Meghan was born with Williams Syndrome and also has an undiagnosed rapid degeneration disorder that no test has been able to tell us what is happening to her. A lot has changed with Meghan over the past 2 years, her seizures have increased, has developed a tremor disorder that medication is not controlling very well, somedays she has a hard time walking and she is very sleepy most of her days. She was trached at the age of 15 due to the loss of her upper airway. Her upper airway is obstructed with cysts, lymphatic tissue, her epiglottis no longer protects her airway and she has lost her swallow. She has lost all functioning of her digestive system and in the past 3 months we are on our 5th central line. The last 2 lines were infected from MRSA and during her last MRSA infection she went into septic shock and was in the hospital for 1 month. That was by far one of the most scary times with Meghan. She developed masive clots from her picc-line. Due to the clots they were unable to put in a new mediport or a picc-line in her arm. They ended up putting in a femoral picc-line that is in her right leg. Dressing her is quite a challange. She is on TPN for 19 hours a day and j-tube feedings of pedilite only, just to keep her bowels stimulated. We used to be able to eat dinner with her and worked very hard at teaching her how to eat, only to one day to never feed her again. Her intestines no longer absorb nutrition, so now it looks like she will be on TPN for the rest of her life. She has spent well over 100 days in the hospital since October. She is in and out of the hospital every 2-3 weeks due to infections. Her body does not seem to fight infections as well as it used to. We also have had our share of MRSA and Pseunomis in her trach.

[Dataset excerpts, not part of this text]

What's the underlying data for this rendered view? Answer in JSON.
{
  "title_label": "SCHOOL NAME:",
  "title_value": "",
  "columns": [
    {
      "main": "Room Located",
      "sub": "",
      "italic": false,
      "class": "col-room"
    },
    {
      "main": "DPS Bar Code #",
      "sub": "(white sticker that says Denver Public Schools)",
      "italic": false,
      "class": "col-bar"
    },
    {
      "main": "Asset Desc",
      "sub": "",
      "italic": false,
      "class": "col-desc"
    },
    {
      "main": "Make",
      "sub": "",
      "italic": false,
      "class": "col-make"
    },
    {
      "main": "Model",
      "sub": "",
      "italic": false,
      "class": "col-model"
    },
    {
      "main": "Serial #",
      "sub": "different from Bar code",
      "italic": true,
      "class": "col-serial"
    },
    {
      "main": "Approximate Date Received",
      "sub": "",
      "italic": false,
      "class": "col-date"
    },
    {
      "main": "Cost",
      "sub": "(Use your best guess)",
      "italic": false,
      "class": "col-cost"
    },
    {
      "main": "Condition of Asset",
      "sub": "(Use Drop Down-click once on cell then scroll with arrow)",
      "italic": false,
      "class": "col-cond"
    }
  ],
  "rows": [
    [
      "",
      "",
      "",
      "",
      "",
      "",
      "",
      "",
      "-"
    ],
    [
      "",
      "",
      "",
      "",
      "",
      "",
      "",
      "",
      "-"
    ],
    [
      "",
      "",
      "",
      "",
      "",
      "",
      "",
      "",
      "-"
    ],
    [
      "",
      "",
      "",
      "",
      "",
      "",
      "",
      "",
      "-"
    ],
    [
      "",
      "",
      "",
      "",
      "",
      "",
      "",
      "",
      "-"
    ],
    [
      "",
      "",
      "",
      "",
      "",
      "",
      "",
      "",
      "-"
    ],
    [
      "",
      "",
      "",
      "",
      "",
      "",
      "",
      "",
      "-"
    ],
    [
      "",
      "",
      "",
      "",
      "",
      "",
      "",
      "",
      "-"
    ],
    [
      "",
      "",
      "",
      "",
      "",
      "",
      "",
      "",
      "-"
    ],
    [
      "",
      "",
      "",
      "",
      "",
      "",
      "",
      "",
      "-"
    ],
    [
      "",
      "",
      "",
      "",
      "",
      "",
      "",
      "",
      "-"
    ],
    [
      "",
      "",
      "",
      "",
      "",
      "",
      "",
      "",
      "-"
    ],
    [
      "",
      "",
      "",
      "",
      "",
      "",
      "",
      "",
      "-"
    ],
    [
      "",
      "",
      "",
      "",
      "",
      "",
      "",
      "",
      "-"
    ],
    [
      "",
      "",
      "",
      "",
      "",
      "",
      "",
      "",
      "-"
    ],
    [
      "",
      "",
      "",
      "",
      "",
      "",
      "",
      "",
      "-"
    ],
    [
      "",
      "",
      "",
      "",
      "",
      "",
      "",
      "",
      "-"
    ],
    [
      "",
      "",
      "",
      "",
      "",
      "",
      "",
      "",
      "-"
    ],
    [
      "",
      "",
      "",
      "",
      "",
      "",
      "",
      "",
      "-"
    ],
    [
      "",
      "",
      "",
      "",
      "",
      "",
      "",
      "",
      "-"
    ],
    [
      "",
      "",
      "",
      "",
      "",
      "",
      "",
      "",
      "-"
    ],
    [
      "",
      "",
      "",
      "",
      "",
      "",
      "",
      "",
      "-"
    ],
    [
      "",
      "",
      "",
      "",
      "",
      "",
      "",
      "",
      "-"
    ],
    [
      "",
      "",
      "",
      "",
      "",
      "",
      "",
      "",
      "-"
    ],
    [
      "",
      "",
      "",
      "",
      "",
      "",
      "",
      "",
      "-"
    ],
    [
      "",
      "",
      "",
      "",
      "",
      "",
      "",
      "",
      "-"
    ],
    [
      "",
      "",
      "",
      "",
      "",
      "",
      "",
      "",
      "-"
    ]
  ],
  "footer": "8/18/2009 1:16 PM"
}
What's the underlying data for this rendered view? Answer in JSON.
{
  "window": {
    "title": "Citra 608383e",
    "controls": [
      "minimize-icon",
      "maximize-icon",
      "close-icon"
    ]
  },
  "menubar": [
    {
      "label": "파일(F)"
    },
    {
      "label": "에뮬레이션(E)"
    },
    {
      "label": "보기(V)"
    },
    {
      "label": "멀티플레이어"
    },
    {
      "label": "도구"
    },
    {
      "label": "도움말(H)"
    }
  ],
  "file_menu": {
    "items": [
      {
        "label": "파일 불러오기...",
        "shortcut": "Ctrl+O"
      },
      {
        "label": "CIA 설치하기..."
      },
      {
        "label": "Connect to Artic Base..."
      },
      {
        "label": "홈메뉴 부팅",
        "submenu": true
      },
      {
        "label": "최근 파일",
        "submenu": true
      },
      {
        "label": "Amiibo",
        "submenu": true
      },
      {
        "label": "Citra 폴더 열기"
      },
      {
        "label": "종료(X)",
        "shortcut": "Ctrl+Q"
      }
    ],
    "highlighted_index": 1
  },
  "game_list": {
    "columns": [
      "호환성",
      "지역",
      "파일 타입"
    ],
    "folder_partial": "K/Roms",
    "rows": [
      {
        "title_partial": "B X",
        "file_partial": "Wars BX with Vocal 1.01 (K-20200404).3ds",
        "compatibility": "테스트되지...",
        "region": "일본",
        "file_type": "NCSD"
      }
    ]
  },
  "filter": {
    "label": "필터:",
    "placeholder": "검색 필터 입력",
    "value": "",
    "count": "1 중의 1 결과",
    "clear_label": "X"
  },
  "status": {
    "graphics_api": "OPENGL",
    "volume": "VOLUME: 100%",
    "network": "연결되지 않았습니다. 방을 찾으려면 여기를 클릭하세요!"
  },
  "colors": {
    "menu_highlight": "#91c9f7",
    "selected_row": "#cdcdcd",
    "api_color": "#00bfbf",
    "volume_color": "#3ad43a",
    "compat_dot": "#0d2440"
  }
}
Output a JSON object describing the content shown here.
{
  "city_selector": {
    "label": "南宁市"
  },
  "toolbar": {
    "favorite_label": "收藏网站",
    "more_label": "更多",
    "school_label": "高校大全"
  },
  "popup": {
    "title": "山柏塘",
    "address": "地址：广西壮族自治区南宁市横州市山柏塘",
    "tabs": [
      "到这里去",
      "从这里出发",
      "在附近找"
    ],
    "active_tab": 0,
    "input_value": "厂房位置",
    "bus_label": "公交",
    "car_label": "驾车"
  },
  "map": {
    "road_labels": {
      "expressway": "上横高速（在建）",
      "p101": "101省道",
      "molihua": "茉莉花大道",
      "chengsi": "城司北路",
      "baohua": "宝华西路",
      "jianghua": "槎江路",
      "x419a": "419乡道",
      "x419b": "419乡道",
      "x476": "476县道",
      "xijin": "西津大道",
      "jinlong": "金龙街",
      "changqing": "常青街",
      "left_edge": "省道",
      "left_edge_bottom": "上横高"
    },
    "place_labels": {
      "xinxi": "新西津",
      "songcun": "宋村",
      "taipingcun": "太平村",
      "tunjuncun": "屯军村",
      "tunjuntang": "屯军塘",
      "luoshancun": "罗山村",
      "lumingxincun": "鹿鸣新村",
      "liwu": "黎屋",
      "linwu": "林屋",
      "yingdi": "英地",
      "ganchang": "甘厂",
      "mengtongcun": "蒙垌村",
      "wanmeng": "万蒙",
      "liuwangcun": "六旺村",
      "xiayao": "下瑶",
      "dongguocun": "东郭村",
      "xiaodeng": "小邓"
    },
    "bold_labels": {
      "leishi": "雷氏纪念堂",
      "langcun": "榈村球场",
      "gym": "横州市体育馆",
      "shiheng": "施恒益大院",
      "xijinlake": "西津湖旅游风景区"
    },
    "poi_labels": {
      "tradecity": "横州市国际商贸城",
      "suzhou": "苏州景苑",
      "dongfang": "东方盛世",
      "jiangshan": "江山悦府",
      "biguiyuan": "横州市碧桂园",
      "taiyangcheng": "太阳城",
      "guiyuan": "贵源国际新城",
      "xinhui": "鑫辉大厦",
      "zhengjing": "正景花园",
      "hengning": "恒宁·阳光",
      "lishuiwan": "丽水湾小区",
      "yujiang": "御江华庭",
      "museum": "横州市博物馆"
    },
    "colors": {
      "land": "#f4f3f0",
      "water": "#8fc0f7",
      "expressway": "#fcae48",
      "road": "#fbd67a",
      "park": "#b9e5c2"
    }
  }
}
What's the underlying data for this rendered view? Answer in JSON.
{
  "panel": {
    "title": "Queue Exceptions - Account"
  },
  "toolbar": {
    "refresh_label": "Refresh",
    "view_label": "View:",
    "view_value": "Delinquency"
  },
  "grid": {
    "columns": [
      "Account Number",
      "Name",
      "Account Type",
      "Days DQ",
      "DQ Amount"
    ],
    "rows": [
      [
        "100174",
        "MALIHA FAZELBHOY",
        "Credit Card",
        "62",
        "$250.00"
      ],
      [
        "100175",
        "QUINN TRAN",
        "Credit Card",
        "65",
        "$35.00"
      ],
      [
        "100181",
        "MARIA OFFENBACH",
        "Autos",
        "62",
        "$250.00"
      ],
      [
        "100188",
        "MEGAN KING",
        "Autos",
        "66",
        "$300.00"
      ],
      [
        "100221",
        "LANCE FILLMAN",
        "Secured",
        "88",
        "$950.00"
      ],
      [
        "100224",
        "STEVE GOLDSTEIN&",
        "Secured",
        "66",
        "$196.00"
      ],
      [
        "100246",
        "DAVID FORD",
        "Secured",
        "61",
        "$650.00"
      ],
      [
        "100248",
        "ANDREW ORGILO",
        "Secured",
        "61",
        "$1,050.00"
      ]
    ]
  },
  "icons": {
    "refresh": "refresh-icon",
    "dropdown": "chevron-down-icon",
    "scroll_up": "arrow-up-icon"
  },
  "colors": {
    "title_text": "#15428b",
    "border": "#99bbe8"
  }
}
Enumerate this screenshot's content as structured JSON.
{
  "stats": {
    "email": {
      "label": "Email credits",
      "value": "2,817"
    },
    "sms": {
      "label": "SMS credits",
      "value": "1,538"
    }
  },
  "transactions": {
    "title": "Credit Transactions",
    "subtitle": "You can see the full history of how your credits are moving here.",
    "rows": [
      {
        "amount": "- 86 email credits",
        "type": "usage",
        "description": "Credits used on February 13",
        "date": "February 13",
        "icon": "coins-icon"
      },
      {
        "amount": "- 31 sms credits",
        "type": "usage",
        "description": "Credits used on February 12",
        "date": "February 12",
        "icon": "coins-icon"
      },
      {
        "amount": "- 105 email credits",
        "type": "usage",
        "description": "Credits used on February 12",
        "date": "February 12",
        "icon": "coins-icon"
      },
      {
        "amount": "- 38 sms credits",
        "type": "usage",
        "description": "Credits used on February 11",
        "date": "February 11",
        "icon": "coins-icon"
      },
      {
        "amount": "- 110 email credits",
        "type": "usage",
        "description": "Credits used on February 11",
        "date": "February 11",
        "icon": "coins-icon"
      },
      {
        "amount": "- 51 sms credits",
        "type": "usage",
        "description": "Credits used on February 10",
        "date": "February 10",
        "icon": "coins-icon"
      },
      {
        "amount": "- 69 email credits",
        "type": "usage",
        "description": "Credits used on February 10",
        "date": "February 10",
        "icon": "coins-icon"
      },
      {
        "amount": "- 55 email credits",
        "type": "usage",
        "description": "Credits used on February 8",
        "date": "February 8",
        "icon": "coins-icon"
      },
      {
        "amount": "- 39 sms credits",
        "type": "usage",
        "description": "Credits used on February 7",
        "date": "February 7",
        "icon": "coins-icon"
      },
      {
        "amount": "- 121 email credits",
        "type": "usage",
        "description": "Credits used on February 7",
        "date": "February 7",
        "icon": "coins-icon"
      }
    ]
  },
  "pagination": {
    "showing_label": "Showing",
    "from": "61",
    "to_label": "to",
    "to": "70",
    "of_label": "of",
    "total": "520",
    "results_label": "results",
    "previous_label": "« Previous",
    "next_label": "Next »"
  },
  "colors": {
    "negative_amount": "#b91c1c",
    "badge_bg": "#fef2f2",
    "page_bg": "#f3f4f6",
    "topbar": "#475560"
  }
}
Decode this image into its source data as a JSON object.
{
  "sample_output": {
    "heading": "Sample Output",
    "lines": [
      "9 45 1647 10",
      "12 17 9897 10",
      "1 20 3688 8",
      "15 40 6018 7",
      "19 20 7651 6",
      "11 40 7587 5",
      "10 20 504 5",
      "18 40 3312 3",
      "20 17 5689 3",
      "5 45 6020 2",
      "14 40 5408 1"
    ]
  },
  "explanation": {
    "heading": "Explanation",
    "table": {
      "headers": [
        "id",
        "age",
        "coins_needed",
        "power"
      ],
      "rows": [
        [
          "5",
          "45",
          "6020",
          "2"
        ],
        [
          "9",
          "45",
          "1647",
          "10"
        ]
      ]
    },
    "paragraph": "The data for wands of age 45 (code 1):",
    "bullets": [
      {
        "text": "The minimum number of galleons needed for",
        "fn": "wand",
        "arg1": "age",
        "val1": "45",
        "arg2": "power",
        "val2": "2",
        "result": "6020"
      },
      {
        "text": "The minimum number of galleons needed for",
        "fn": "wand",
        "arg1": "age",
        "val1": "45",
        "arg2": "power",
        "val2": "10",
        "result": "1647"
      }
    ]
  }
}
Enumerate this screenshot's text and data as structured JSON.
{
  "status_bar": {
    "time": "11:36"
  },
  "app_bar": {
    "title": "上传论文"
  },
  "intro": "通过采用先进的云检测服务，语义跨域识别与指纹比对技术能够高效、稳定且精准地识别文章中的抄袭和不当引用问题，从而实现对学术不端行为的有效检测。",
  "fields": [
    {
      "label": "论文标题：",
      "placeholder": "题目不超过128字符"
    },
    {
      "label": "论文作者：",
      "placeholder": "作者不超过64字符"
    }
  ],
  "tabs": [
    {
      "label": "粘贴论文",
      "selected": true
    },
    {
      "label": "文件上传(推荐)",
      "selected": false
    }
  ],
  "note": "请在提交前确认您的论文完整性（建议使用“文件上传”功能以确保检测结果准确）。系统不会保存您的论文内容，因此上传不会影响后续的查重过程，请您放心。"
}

Meghan is the light of my life and I have been fighting very hard to figure out what is happing to her. She has been put throught so much testing that I may one day have to accept that we may never find the answer. Doctors cannot tell us how much longer we will have Meg, they can only tell us to enjoy everyday we have with her. I will try to post a picture of my sweet princess. Just wanted to take some time to introduce Meghan.

05-04-2009, 08:01 PM
I"m so glad you introduced Meghan to us! She sounds like an amazing young lady. It's very obvious that she is the light of your life. I am sure she knows she's well loved. I hope you are able to find answers. If not; I hope you can find the grace to accept that there simply are times that answers are not to be found. We too have a very complicated little girl that at the moment, has us all puzzled. I look forward to seeing a picture

05-04-2009, 11:05 PM
I am looking forward to seeing a picture of Meghan. Thank you for telling us about her. Karen

05-05-2009, 05:53 AM
Thank you for sharing Meghan's story with us. It must be so tough for her, getting a trach at 15. You have all been through a pretty rough time and sometimes there are no answers, but I'm sure Meghan knows the love you have for her :hug:

Julie x

05-05-2009, 06:08 AM
Sending you hugs and wishing you and your family all the best. She must be a trooper, so hang in there.

XX Cherie

My little figther
05-05-2009, 07:11 AM
Thank you for sharing your little princess story with us. She seems like quite a a young lady and must brighten your days and it is obvious you love her very much and I am sure she must feel it. Hang in there!!!

05-05-2009, 08:10 AM
Thanks for sharing Megan's story with us. I'm sorry she's having such a rough time. I know a boy (he's 24 now) with William's Syndrome, and he's the most pleasant person I've ever met!